Sunday, January 1, 2017

Roberts' 'Missed Opportunity' on Judicial Vacancies

      When President Franklin D. Roosevelt proposed his notorious court-packing scheme in 1937, Chief Justice Charles Evans Hughes delivered the fatal blow to the plan. In a letter to leading senators, Hughes refuted Roosevelt's claim that the court was falling behind because the six septuagenarian justices were not keeping up with the work. The court was up to speed, Hughes said, and additional justices actually would slow the work down.
      Eight decades later, Senate Republicans played politics with the court in a different way last year by refusing to consider President Obama's nomination of the veteran federal judge Merrick Garland left by the death of Justice Antonin Scalia. Some on the political and legal left speculated that Roberts might speak out against the obstruction. But Roberts stayed completely silent even as the unfilled vacancy left four significant cases partly unresolved because of 4-4 splits among the remaining eight justices.
      Senate Republicans extended their obstructionist policies to the lower federal courts by all but shutting down the confirmation process for Obama's nominees to district court and circuit courts of appeals. As the year ended, federal courts had an historically high number of 107 vacancies, including 84 district court judgeships and 14 on circuit courts. Obama had submitted nominees for 84 of the positions, and the Senate Judiciary Committee had approved 25 for floor votes. But all were left hanging as the 114th Congress was set to expire on Tuesday [Jan. 3].
     Roberts followed the now established practice on New Year's Eve of issuing an annual report on the "State of the Judiciary." He devoted the 10-page report to effusive praise for federal district court judges, who he said "make a difference every day" by staffing the first rung in the federal judicial system. Oddly absent, however, was the anodyne reassurance included in several of his previous reports that the state of the federal judiciary was "strong."
      To the contrary, the federal judiciary has become collateral damage in the uncommonly bitter partisan, regional, and class warfare that consumed the country throughout the presidential campaign. The death of the conservative icon Scalia naturally touched off a high-stakes political fight, but the Senate Republicans' refusal to grant Garland a hearing was literally unprecedented since the beginning of confirmation hearings early in the 20th century.
      The year-long slowdown on Obama nominees for the lower federal court leaves almost exactly twice the number of vacancies that Obama inherited at the end of George W. Bush's presidency. Sheldon Goldman, a professor at the University of Massachusetts-Amherst and the leading academic expert on federal judicial appointments, calls the Senate's record over the past two years "the worst in American history in terms of obstruction and delay."
      Combined with the Supreme Court vacancy, the lower court vacancies give the new president an early chance to start reshaping the federal judiciary. Obama leaves a legacy of the most diverse federal judiciary in history: he named a record number of women, African Americans, Hispanics, and Latinos to the federal bench.  Out of 14 openly LGBT individuals he nominated for federal judgeships, the Senate confirmed 11 — bringing the total number now to 12.

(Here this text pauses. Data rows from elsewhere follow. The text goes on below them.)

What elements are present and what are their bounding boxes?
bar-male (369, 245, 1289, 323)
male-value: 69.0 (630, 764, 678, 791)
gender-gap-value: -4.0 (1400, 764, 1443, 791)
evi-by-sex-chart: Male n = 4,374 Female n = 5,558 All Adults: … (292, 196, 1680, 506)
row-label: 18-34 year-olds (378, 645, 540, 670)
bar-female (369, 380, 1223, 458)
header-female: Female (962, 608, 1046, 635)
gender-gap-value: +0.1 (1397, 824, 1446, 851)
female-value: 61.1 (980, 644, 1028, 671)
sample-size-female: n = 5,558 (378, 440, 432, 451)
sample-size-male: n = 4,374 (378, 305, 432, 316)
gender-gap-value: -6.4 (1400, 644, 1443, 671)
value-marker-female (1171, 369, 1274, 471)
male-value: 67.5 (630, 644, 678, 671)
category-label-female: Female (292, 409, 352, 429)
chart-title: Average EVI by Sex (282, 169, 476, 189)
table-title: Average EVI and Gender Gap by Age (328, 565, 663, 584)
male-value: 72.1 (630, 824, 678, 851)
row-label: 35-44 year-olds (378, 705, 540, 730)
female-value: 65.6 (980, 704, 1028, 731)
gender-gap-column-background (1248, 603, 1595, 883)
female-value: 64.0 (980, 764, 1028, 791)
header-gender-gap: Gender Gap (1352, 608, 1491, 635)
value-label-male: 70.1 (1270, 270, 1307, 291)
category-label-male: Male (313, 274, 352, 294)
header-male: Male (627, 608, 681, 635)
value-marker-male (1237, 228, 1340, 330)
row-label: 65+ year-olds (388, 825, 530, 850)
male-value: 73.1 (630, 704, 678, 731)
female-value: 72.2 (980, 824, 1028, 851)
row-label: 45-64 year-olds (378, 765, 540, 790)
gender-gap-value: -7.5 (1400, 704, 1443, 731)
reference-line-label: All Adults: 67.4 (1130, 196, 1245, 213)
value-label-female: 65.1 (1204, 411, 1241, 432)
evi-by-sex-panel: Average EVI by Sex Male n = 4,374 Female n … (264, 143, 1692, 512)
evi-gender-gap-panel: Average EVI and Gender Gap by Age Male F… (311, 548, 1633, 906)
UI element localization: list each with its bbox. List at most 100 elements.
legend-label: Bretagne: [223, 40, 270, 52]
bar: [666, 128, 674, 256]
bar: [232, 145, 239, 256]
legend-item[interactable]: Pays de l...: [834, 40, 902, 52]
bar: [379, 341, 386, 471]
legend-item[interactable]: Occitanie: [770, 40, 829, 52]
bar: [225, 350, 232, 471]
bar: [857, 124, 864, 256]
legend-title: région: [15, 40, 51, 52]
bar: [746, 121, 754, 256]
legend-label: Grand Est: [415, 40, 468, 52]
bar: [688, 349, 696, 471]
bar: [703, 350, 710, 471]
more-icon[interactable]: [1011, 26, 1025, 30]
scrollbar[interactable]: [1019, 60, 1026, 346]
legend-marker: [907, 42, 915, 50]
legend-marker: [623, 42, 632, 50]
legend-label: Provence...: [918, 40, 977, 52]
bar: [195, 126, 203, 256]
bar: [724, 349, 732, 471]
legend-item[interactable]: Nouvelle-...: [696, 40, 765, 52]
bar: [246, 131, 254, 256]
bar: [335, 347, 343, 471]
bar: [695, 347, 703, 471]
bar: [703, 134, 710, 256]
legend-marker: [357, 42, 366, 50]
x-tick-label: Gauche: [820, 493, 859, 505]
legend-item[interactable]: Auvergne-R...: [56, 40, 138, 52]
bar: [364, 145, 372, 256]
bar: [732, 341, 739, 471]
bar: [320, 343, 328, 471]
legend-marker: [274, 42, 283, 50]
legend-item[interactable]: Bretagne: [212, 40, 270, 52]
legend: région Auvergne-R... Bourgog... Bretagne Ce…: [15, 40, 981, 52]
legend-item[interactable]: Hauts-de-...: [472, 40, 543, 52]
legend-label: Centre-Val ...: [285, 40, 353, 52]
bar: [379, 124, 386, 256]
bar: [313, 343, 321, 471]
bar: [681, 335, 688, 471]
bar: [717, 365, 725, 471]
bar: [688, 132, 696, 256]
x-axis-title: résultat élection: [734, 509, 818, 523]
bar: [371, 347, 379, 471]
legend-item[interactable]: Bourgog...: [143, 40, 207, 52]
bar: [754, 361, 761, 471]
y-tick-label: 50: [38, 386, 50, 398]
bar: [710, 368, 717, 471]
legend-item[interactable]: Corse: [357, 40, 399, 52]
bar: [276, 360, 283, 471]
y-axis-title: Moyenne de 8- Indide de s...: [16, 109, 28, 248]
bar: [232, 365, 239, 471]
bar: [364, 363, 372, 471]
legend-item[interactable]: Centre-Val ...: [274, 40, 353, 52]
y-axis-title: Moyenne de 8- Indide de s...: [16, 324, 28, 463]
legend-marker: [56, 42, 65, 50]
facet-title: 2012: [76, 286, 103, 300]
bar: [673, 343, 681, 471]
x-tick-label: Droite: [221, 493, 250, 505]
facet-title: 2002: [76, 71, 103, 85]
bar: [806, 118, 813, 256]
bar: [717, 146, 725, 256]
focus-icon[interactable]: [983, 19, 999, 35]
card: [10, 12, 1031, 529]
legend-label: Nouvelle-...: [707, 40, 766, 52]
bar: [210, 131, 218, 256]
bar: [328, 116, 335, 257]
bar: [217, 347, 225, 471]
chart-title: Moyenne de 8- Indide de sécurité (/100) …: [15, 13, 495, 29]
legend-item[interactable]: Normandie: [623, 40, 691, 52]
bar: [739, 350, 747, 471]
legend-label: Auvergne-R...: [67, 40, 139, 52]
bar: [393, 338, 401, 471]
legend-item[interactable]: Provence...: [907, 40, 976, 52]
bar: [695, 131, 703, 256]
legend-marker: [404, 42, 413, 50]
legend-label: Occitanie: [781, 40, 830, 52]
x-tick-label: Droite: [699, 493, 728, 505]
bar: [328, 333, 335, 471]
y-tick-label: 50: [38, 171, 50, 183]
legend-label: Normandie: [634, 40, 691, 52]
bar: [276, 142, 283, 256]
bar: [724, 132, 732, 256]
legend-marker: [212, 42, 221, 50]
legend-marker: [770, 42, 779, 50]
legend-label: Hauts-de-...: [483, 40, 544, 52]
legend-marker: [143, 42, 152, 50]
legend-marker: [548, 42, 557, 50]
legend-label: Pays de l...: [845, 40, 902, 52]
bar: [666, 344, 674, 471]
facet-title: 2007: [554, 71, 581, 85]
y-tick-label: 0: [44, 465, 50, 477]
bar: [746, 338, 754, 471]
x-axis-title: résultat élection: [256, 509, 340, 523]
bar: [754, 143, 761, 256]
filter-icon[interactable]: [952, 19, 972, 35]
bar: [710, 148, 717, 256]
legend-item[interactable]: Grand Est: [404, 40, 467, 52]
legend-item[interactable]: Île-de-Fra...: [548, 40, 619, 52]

       Trump seems unlikely to have any similar interest in diversity. To judge from his list of Supreme Court possibilities, he seems interested in satisfying the legal conservative groups that served as feeders and vetters for the Bush administration. Even with Democrats outnumbered 52-48 in the Senate, trench warfare seems inevitable, with some adverse effect on public confidence in the impartiality of the federal bench.
      Roberts might have said at least a word or two about the fighting over the vacancies, but never did — not during the year and not even the first word in his annual report. Admittedly, Supreme Court justices typically sit on the sidelines as the president and the Senate work to fill the federal bench, even seats on the Supreme Court itself. As Hughes realized, however, unusual times demand unusual actions.
      Neither the court nor the federal judiciary was well served by Roberts' institutional self-restraint, if that is what it was. As a Republican appointee, Roberts could also be suspected of partisan complicity in the Republican tactics. Garland's confirmation, after all, would have left Roberts with a five-justice liberal-leaning majority.
      Roberts' silence was "a missed opportunity for leadership," says Gabe Roth, the executive director of the reformist FixtheCourt.com. "Given all the partisan rancor, there was a need for an adult in the room." Apart from the Supreme Court vacancy, Roth sees blame for both parties in the judicial battles. "Republicans try to find the most conservative judges," he says. "Democrats try to find the most liberal."
      Roth likes the practice adopted during the Carter administration of using specially created judicial selection commissions to screen federal judge nominees at the state or circuit level. Roberts might have used his position as a "bully pulpit to tryi to fix the broken process,"  he says. With Trump set to take office, "things are going to get weird," Roth warns. "There's no better time to try to come up with a better system."
      In his annual message, Roberts had warm and appreciative words for the nation's 600-plus federal district court judges, but just that. Federal judges and those who look to the federal courts for effective and impartial justice might understandably have hoped for and even expected more.